Here is a fast note that might not be obvious. Beware with UDF types in PySpark.
from pyspark.sql.functions import udf
from pyspark.sql.types import IntegerType, FloatType
def very_fun(idk):
return(22)
def floating_fun(idk):
return(22.0)
df = sqlContext.createDataFrame(
[
(1, 'foo'),
(2, 'bar'),
],
['id', 'txt']
)
funfun_int = udf(very_fun, IntegerType())
funfun_float = udf(very_fun, FloatType())
floatingfun_int = udf(floating_fun, IntegerType())
floatingfun_float = udf(floating_fun, FloatType())
df = df.withColumn('funfun_int', funfun_int(df['id']))
df = df.withColumn('funfun_float', funfun_float(df['id']))
df = df.withColumn('floatingfun_int', floatingfun_int(df['id']))

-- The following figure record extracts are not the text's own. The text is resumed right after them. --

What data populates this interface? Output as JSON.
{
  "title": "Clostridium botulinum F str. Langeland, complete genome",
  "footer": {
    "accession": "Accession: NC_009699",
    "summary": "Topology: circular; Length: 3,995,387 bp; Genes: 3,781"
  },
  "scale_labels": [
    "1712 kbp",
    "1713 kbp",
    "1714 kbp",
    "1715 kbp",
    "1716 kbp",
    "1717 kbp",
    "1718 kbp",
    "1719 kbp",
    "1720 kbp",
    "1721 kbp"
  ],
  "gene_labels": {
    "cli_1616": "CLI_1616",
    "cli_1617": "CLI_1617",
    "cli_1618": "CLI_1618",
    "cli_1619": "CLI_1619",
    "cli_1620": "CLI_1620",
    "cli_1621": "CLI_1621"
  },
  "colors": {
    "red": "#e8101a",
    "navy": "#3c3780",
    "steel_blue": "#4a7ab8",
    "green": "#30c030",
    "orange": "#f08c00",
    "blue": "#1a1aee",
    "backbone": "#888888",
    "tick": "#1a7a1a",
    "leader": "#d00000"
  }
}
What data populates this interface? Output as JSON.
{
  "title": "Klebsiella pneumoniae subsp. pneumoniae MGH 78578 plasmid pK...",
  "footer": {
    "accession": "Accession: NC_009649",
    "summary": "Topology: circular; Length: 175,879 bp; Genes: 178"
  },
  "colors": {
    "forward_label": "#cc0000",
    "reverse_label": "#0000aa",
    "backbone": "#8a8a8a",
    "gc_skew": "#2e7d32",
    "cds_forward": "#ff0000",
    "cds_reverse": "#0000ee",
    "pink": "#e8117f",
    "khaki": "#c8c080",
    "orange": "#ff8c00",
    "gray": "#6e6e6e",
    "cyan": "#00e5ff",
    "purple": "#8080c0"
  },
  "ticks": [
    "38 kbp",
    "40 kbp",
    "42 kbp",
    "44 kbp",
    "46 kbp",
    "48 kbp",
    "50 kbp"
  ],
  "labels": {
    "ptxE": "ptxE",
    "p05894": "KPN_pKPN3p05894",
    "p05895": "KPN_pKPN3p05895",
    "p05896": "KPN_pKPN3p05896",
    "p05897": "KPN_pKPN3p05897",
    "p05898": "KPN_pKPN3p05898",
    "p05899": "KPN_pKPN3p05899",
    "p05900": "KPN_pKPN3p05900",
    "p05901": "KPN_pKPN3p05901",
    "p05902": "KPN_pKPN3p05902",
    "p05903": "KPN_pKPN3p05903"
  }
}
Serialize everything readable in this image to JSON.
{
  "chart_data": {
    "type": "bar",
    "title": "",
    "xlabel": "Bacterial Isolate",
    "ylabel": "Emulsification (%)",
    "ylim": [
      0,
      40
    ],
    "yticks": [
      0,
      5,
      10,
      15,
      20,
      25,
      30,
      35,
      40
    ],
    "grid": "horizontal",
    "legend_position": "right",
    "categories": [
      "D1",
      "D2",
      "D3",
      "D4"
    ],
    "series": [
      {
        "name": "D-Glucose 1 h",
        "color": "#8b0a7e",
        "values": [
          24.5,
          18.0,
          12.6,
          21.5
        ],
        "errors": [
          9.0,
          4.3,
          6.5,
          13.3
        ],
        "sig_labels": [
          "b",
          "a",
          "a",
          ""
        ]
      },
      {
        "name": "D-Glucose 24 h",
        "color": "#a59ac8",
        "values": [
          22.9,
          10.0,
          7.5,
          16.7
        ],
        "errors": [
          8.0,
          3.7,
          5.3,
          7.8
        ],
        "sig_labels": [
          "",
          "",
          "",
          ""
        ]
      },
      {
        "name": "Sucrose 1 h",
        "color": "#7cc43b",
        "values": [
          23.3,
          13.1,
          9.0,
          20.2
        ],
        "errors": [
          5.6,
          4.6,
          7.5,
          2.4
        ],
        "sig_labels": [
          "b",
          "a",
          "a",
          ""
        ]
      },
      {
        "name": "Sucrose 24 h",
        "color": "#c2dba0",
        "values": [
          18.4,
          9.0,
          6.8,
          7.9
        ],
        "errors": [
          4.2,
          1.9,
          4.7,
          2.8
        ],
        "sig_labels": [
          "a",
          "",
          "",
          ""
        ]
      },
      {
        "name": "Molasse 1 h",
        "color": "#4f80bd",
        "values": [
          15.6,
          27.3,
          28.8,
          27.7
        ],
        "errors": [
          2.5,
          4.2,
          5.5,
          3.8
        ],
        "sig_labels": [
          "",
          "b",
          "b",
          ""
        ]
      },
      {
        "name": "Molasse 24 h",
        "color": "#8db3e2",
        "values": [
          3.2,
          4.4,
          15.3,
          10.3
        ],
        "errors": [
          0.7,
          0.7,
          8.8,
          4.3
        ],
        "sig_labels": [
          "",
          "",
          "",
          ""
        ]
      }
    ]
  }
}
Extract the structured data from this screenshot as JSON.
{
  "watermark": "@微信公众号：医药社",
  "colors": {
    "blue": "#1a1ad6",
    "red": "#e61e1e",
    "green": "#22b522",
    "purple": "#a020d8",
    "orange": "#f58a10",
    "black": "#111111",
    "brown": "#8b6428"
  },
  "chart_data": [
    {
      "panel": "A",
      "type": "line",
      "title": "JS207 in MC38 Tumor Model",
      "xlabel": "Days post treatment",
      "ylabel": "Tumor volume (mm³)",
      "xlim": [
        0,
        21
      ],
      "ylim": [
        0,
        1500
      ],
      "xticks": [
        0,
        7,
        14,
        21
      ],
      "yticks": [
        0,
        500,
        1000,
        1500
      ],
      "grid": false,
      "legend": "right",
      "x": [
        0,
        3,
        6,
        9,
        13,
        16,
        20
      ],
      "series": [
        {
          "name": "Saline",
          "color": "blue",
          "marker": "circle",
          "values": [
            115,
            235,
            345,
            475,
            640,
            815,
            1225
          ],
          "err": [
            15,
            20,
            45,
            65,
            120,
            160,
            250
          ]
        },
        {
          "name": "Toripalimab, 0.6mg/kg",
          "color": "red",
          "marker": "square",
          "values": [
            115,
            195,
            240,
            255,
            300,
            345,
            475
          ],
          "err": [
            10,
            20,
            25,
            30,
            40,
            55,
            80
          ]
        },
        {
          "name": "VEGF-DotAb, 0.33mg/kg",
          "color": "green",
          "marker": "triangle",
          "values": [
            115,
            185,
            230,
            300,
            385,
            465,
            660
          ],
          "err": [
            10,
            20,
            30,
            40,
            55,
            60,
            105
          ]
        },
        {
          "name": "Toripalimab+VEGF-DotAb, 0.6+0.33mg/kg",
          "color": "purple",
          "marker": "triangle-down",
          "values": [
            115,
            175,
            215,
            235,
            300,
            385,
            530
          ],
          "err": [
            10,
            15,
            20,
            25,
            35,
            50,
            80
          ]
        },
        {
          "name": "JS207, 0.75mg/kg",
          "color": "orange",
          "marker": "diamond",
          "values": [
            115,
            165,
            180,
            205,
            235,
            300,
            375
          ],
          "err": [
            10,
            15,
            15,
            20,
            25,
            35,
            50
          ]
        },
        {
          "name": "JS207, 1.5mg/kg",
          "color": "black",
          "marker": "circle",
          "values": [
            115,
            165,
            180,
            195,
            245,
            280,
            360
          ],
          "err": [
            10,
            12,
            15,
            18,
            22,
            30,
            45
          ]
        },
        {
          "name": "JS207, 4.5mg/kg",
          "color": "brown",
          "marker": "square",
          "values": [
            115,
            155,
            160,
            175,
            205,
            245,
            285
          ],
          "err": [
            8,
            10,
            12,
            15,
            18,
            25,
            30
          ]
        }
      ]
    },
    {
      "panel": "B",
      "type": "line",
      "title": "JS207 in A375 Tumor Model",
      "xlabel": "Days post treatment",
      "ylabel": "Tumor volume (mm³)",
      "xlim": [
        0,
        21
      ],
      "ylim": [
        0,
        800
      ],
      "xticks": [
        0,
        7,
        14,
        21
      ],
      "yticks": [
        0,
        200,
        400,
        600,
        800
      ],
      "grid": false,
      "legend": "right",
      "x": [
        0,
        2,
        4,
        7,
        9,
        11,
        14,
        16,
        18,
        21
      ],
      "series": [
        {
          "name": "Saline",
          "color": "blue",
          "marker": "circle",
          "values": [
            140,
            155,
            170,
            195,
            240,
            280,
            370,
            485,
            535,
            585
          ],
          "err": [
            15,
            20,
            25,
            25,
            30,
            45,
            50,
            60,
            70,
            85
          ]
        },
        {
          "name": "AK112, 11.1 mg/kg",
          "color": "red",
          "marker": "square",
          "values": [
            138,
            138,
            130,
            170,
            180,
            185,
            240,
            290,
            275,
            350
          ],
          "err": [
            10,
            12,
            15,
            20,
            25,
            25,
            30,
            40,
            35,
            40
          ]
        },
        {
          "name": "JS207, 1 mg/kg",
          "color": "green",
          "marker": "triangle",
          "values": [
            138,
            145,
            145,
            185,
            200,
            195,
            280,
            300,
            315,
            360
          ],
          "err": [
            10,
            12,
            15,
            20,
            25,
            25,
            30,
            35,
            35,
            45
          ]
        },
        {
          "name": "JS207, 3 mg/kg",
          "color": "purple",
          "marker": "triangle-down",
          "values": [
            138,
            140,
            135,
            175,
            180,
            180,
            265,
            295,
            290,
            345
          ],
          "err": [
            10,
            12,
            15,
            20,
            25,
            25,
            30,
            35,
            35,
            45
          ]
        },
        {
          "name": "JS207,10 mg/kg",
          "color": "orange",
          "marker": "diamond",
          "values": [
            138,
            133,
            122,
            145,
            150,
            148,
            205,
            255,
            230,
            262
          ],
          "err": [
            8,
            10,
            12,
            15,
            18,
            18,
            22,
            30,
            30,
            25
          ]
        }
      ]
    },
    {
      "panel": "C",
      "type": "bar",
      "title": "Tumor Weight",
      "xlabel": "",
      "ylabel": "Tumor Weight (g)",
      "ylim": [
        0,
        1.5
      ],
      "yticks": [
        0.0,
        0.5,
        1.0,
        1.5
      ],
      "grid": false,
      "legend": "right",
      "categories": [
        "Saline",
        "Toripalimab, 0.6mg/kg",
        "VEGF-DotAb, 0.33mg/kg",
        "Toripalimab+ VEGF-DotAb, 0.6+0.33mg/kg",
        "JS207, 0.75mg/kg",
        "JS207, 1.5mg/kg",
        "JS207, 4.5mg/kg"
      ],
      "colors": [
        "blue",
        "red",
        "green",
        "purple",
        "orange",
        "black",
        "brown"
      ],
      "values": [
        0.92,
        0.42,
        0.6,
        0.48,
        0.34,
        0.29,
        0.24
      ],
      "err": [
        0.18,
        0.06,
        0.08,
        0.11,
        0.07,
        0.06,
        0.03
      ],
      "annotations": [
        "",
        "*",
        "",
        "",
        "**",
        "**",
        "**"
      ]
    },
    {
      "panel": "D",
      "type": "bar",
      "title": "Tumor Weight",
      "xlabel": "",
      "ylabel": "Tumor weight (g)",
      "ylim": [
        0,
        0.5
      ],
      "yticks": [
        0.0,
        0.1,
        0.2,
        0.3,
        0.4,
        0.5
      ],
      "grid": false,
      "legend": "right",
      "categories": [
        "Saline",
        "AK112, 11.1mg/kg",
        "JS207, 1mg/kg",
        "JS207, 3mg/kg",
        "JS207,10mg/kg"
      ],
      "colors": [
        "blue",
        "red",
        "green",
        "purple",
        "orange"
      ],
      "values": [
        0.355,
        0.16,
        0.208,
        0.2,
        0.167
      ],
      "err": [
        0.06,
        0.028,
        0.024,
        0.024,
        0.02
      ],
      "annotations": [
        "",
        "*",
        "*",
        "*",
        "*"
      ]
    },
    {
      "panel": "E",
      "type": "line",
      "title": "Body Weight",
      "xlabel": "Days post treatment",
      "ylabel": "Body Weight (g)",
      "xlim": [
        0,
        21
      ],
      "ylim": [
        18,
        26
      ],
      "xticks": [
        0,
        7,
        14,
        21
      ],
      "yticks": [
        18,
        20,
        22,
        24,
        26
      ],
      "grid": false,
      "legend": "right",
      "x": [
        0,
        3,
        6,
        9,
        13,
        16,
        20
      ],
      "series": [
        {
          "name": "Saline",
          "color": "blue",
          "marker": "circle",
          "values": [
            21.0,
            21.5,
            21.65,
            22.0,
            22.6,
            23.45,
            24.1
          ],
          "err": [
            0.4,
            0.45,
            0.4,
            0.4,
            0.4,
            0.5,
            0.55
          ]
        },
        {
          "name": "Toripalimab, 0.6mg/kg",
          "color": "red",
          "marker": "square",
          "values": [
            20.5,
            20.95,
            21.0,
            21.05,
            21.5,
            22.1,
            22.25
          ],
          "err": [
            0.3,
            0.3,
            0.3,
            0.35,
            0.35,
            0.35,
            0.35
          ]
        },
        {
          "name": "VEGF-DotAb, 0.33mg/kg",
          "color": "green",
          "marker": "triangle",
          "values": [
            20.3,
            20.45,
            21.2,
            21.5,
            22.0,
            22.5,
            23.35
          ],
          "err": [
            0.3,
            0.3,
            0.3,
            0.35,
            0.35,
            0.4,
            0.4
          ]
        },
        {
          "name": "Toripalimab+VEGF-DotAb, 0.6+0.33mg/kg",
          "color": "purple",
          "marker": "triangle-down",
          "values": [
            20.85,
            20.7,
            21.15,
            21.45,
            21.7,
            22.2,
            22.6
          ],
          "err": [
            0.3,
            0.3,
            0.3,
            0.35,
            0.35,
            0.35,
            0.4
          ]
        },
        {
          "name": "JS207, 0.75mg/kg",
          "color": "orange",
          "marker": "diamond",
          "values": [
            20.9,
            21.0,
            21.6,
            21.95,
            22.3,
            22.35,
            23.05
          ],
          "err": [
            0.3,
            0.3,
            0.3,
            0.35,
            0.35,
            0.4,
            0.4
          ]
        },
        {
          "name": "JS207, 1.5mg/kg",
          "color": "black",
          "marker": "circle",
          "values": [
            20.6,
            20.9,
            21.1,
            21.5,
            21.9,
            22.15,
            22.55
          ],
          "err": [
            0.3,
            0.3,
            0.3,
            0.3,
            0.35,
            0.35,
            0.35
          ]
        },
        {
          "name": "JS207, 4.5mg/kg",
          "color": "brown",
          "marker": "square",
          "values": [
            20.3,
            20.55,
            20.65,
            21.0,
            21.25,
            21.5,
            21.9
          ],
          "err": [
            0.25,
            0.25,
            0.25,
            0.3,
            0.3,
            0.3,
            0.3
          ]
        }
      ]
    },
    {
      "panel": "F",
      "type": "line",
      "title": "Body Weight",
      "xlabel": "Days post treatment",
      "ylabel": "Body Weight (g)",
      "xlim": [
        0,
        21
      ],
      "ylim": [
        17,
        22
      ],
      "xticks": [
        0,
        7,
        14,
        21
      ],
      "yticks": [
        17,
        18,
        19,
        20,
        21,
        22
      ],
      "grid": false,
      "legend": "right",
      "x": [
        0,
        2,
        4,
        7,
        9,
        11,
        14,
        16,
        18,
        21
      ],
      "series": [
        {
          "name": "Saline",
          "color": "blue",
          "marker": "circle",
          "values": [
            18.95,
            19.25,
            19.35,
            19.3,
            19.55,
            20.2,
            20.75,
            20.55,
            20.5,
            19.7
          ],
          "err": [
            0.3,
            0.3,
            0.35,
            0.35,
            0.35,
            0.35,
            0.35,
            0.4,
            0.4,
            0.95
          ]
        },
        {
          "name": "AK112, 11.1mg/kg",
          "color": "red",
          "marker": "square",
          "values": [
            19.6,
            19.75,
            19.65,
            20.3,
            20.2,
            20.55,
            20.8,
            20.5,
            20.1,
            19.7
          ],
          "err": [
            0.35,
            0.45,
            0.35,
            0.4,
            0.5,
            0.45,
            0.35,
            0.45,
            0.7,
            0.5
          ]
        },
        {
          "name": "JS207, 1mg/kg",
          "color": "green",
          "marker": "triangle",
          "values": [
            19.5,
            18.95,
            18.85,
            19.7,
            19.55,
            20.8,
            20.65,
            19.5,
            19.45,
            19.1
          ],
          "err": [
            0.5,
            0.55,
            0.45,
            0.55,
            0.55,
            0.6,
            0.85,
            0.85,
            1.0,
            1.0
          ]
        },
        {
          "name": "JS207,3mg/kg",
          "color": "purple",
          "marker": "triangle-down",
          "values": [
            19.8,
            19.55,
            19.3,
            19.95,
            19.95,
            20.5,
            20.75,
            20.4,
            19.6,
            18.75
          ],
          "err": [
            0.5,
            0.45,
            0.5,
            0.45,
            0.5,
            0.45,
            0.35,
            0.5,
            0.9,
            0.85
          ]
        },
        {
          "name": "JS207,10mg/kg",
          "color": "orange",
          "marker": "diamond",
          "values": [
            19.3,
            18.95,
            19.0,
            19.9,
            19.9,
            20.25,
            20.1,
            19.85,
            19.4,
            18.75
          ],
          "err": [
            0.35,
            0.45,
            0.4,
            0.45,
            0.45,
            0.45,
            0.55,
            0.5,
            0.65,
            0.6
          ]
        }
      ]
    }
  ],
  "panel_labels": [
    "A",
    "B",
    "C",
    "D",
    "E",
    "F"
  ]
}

df = df.withColumn('floatingfun_float', floatingfun_float(df['id']))
df.show()
And the result is not very amusing:
+---+---+----------+------------+---------------+-----------------+
| id|txt|funfun_int|funfun_float|floatingfun_int|floatingfun_float|
+---+---+----------+------------+---------------+-----------------+
| 1|foo| 22| null| null| 22.0|
| 2|bar| 22| null| null| 22.0|
+---+---+----------+------------+---------------+-----------------+
Conclusion: Know your types. Pyspark UDF is not going to do a cast for you.
Nota: I haven’t tested PandasUDF in this case, but I suppose it’s going to be a bit more creative.